Cappeln - Die Cappelner Ortsmitte soll lebendiger und der Marktplatz deshalb neu gestaltet werden. Das ist das Hauptziel der Dorfentwicklung. Zwei Planungsbüros haben im Planungs-, Umwelt- und Wegeausschuss ihre Ideen vorgestellt. Der empfahl letztlich die Entwurfsskizze der NWP Planungsgesellschaft. Danach verschwinden die Bushaltestelle und der Parkplatz aus der ersten Reihe an der Großen Straße und werden rückwärtig an die Bokeler Straße verlegt. Durch einen autofreien Marktplatz soll der Aufenthaltscharakter dort gestärkt werden.
2025 passiert einiges
„Der Mensch muss im Mittelpunkt stehen, nicht der Bus“, meinte Bürgermeister Marcus Brinkmann. „Der Platz darf aber nicht zu groß sein, sonst funktioniert er in einem kleinen Ort wie Cappeln nicht“, meinte Planer Lukas Krönert. Die Pläne der Gemeinde sehen vor, dass die Feuerwehr vom Markt in den Neubau an den Schierlingsdamm umzieht. Baubeginn soll im kommenden Jahr sein. Das alte Feuerwehrhaus soll zum Dorfgemeinschaftshaus umgebaut werden.
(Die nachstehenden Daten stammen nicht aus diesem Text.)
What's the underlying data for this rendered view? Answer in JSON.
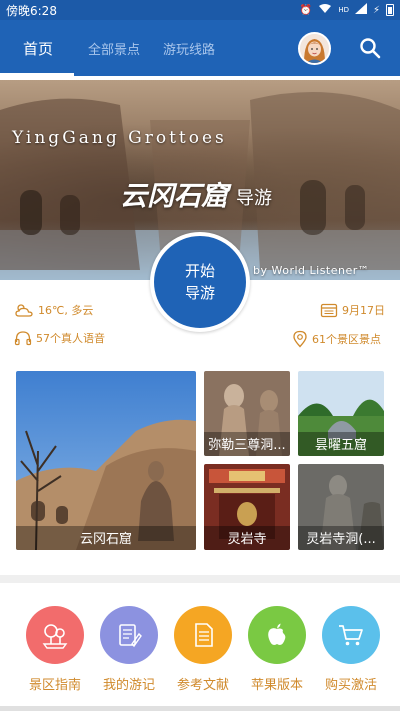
{
  "status_bar": {
    "time": "傍晚6:28",
    "hd": "HD"
  },
  "app_bar": {
    "tabs": [
      {
        "label": "首页",
        "active": true
      },
      {
        "label": "全部景点",
        "active": false
      },
      {
        "label": "游玩线路",
        "active": false
      }
    ],
    "accent_color": "#1f63b6"
  },
  "hero": {
    "title_en": "YingGang Grottoes",
    "title_cn": "云冈石窟",
    "title_suffix": "导游",
    "byline": "by World Listener™"
  },
  "start_button": {
    "line1": "开始",
    "line2": "导游"
  },
  "info": {
    "weather": "16℃, 多云",
    "date": "9月17日",
    "audio": "57个真人语音",
    "spots": "61个景区景点",
    "text_color": "#d08a2c"
  },
  "photos": [
    {
      "label": "云冈石窟"
    },
    {
      "label": "弥勒三尊洞..."
    },
    {
      "label": "昙曜五窟"
    },
    {
      "label": "灵岩寺"
    },
    {
      "label": "灵岩寺洞(..."
    }
  ],
  "shortcuts": [
    {
      "label": "景区指南",
      "icon": "tree-map-icon",
      "color": "#f26c6c"
    },
    {
      "label": "我的游记",
      "icon": "notebook-pen-icon",
      "color": "#8c92e0"
    },
    {
      "label": "参考文献",
      "icon": "document-icon",
      "color": "#f5a623"
    },
    {
      "label": "苹果版本",
      "icon": "apple-icon",
      "color": "#7ac943"
    },
    {
      "label": "购买激活",
      "icon": "cart-icon",
      "color": "#5bc0eb"
    }
  ]
}
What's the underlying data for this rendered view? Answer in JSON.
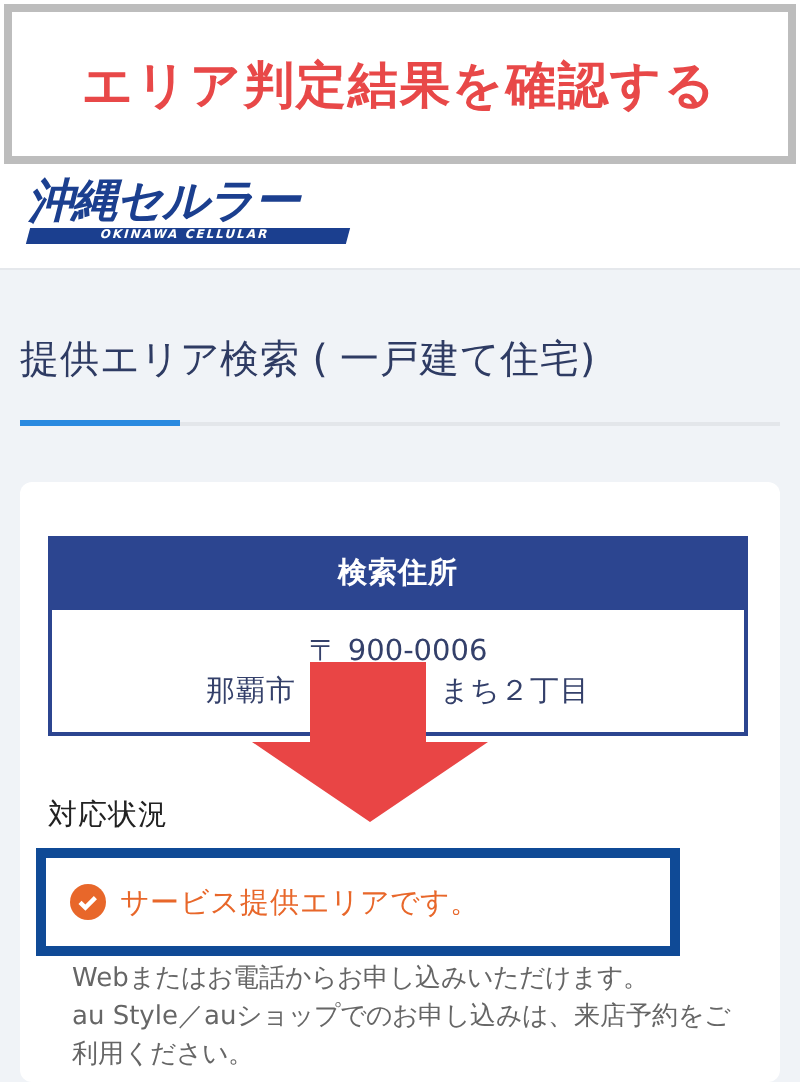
{
  "banner": {
    "text": "エリア判定結果を確認する"
  },
  "logo": {
    "name": "沖縄セルラー",
    "subtitle": "OKINAWA CELLULAR"
  },
  "page_title": "提供エリア検索 ( 一戸建て住宅)",
  "address": {
    "header": "検索住所",
    "postal": "〒 900-0006",
    "line_parts": [
      "那覇市",
      "まち２丁目"
    ]
  },
  "status": {
    "label": "対応状況",
    "kind": "available",
    "result": "サービス提供エリアです。",
    "description": [
      "Webまたはお電話からお申し込みいただけます。",
      "au Style／auショップでのお申し込みは、来店予約をご",
      "利用ください。"
    ]
  }
}
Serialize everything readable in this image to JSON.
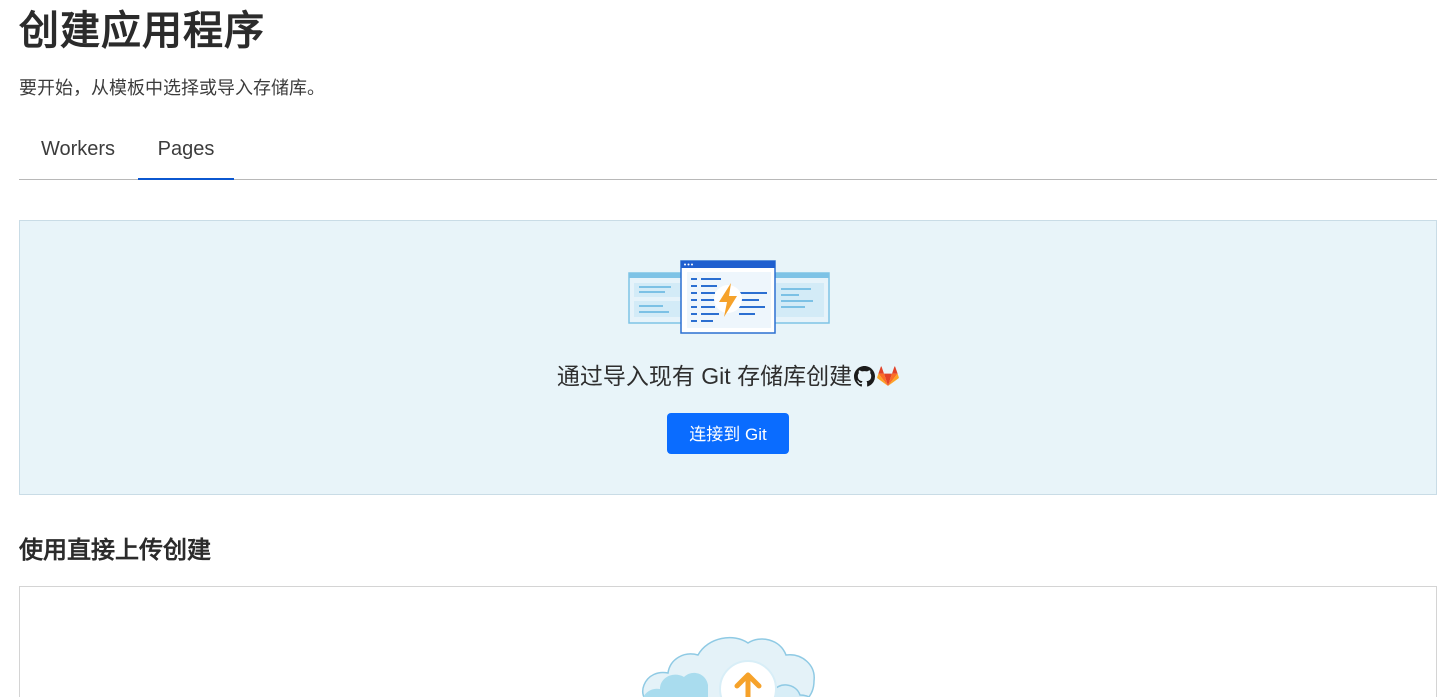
{
  "header": {
    "title": "创建应用程序",
    "subtitle": "要开始，从模板中选择或导入存储库。"
  },
  "tabs": [
    {
      "label": "Workers",
      "active": false
    },
    {
      "label": "Pages",
      "active": true
    }
  ],
  "git_import": {
    "title": "通过导入现有 Git 存储库创建",
    "providers": [
      "github-icon",
      "gitlab-icon"
    ],
    "button_label": "连接到 Git",
    "illustration": "code-window-lightning-icon"
  },
  "direct_upload": {
    "heading": "使用直接上传创建",
    "illustration": "cloud-upload-icon"
  },
  "colors": {
    "accent": "#0a6cff",
    "tab_underline": "#0b57d0",
    "panel_background": "#e8f4f9",
    "lightning": "#f6a22a"
  }
}
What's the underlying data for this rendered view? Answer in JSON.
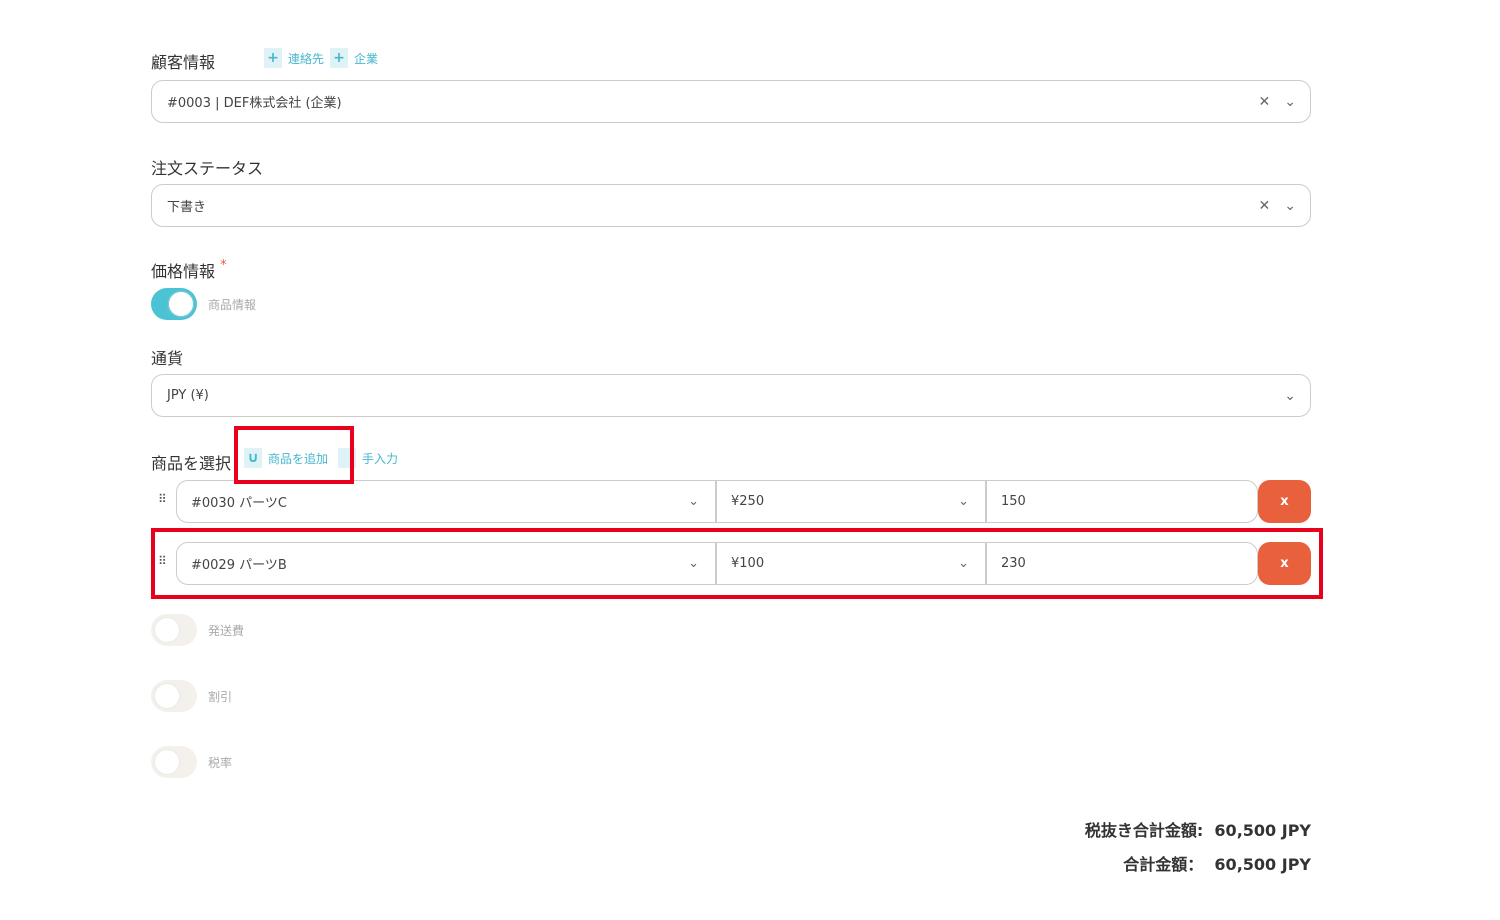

Das angrenzende Rathaus soll auch ab 2025 saniert und erweitert werden. Die Volksbank, ebenfalls am Markt ansässig, will ein paar Meter weiter neu bauen. Baubeginn ist vermutlich auch nächstes Jahr. Das jetzige Bankgebäude hat die Gemeinde gekauft. Es wird abgerissen. Somit ergibt sich auf dem Marktplatz mehr Gestaltungsspielraum.
Multifunktionsplatz
Entlang der Großen Straße und damit auf dem jetzigen Parkplatz könnte nach den Vorstellungen des Planers ein länglicher Multifunktionsplatz entstehen, dahinter ein dreigeschossiges Multifunktionsgebäude. Die Gemeinde will darin auch Gastronomie ansiedeln. Parkplätze, Fahrradabstellplätze und Bushaltestelle sollen in die zweite Reihe rücken. Frei bleiben muss am Markt die Zufahrt zur dahinter liegenden Hofstelle.
Größe des neuen Platzes
Nach Ansicht von Ursula Niemeyer (CDU) nimmt die Bushaltestelle jetzt zu viel Raum ein. „Wir wollen den Aufenthaltscharakter am Markt stärken.“ Daniel Willenborg (UWG) plädierte dafür, dass der Bus aus der Sichtachse des Kreisels verschwindet und an die Bokeler Straße wandert. Hinsichtlich der Pkw-Parkplätze solle sich die Gemeinde mit der Volksbank abstimmen, um Synergien zu nutzen.
Wie groß die Multifunktionsfläche wird, darauf müsse noch mal genauer geschaut werden, meinten sowohl Willenborg als auch Niemeyer, auch mit Blick auf die Kirmes. Dem schloss sich Wilhelm Meinerling (Gelb-Grünes-Bündnis) an. Lieber klein und fein wünschte sich Frank Garling (SPD) den künftigen Marktplatz und verwies auf Veranstaltungen wie den Weihnachtsmarkt und das Maibaumaufstellen der Feuerwehr.
Haltestelle bleibt Thema
Zum Auftrag der Planer gehörte auch, zu prüfen, ob die Bushaltestelle auf den wenig genutzten Parkplatz hinter der katholischen Kirche verlegt werden könnte. Davon rieten beide Planungsbüros ab. Auch die Schüler würden den Marktplatz beleben, wenn der Bus an der Bokeler Straße hält. Darüber will die CDU-Fraktion noch beraten.